Extrait du Commanditaire

Jeudi 16h31. En sortant à la minute de libération, sous une de ces pluies parisiennes qui n’ont aucune élégance et se contentent d’imbiber les cœurs sans rythme, je pris le chemin de chez moi en biais et sans bus, et me réfugiai à mi-parcours dans la librairie d’occasion devant laquelle je passais quotidiennement depuis trois ans sans y avoir jamais mis les pieds. Cette boutique avait quelque chose de miraculeux dans son obstination. Le quartier autour de la gare RER s’était modernisé puis embourgeoisé à la vitesse grand V. L’ancienne municipalité communiste avait été remplacée, par la grâce des immeubles de cadres moyens et de la cadence accrue des trains de banlieue, par cet électorat composite qu’on pourrait définir comme du mollasson de gauche les jours impairs et du mollasson de droite les jours pairs.
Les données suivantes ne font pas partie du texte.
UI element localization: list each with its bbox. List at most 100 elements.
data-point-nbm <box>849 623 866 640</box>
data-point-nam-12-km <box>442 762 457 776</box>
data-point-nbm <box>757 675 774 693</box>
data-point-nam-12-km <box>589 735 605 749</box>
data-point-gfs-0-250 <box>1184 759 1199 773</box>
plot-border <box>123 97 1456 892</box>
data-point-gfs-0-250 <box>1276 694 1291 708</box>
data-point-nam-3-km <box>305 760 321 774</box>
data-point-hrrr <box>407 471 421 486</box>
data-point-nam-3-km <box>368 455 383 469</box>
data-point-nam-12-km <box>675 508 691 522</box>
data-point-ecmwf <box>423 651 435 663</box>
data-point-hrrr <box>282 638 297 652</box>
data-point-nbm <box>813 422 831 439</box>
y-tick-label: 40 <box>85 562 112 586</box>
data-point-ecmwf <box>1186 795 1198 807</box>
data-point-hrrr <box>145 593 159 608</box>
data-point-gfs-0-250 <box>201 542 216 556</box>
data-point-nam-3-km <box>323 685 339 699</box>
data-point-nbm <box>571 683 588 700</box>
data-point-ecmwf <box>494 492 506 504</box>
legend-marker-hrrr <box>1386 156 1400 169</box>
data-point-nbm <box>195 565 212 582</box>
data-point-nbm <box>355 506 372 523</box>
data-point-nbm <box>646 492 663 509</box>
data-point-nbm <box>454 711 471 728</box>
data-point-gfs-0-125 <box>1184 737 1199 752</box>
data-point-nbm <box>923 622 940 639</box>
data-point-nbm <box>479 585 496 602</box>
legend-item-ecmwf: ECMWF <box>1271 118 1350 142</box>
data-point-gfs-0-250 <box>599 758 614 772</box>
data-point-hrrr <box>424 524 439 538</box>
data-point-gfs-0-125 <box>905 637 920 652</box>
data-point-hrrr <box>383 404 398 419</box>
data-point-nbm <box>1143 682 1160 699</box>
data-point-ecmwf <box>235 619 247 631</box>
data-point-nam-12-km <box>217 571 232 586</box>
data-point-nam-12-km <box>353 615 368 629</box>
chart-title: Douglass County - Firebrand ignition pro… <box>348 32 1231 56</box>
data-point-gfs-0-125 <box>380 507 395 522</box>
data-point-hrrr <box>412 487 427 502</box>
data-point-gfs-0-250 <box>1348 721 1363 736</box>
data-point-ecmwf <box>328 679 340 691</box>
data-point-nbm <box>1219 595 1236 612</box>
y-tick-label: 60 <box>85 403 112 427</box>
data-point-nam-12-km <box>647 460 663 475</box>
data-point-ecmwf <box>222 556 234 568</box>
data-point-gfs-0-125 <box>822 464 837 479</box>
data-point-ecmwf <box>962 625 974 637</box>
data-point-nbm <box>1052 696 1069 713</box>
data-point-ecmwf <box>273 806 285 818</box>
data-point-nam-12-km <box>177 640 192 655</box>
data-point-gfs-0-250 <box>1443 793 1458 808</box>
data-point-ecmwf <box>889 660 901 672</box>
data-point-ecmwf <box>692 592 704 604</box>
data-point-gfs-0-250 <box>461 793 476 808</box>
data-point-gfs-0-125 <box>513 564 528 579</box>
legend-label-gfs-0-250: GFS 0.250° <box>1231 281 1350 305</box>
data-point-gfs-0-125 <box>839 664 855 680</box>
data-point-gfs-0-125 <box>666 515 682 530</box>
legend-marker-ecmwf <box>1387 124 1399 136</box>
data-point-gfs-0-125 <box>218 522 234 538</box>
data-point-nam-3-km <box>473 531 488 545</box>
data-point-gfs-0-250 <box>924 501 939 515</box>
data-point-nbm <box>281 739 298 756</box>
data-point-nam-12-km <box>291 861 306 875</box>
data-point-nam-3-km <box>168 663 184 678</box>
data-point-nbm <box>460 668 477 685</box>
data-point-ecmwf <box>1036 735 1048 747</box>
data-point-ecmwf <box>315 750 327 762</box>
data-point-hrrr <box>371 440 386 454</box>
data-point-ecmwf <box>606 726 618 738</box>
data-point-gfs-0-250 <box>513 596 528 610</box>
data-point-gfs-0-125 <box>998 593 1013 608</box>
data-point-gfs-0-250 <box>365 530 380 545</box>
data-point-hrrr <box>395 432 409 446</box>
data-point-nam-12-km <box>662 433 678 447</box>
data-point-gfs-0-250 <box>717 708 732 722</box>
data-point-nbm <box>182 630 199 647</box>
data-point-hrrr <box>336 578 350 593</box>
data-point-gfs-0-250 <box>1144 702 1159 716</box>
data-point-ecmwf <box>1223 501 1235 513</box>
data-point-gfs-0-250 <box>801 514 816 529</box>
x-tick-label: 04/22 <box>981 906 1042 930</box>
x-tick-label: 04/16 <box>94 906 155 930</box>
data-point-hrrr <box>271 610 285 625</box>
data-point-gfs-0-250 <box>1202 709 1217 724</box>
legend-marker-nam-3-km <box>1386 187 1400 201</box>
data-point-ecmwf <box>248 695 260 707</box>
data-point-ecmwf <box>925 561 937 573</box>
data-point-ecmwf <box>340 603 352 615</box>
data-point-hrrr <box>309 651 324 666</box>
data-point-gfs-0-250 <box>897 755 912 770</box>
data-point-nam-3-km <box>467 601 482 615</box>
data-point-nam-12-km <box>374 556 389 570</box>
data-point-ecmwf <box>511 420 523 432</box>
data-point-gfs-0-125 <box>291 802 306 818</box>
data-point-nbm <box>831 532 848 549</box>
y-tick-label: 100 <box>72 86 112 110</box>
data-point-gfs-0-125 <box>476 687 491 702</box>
J’avais dès mes vingt ans intégré de manière quasi reptilienne cette conviction ferme et reposante que les élections étaient un piège à cons. Ma première carte d’électeur avait fini brûlée dans l’évier, et je n’avais depuis jamais voté.

Le libraire, un vieux bonhomme aux mains tachées, m’expliqua qu’il avait ouvert la boutique en 1985, dans un immeuble dont son père lui avait laissé les murs, ce qui lui avait épargné le souci de gagner sa vie et lui avait offert la chose la plus précieuse au monde après l’argent, c’est-à-dire le temps. Je furetai entre les rayonnages avec cette lenteur affectée des gens qui cherchent quelque chose de précis sans vouloir l’avouer.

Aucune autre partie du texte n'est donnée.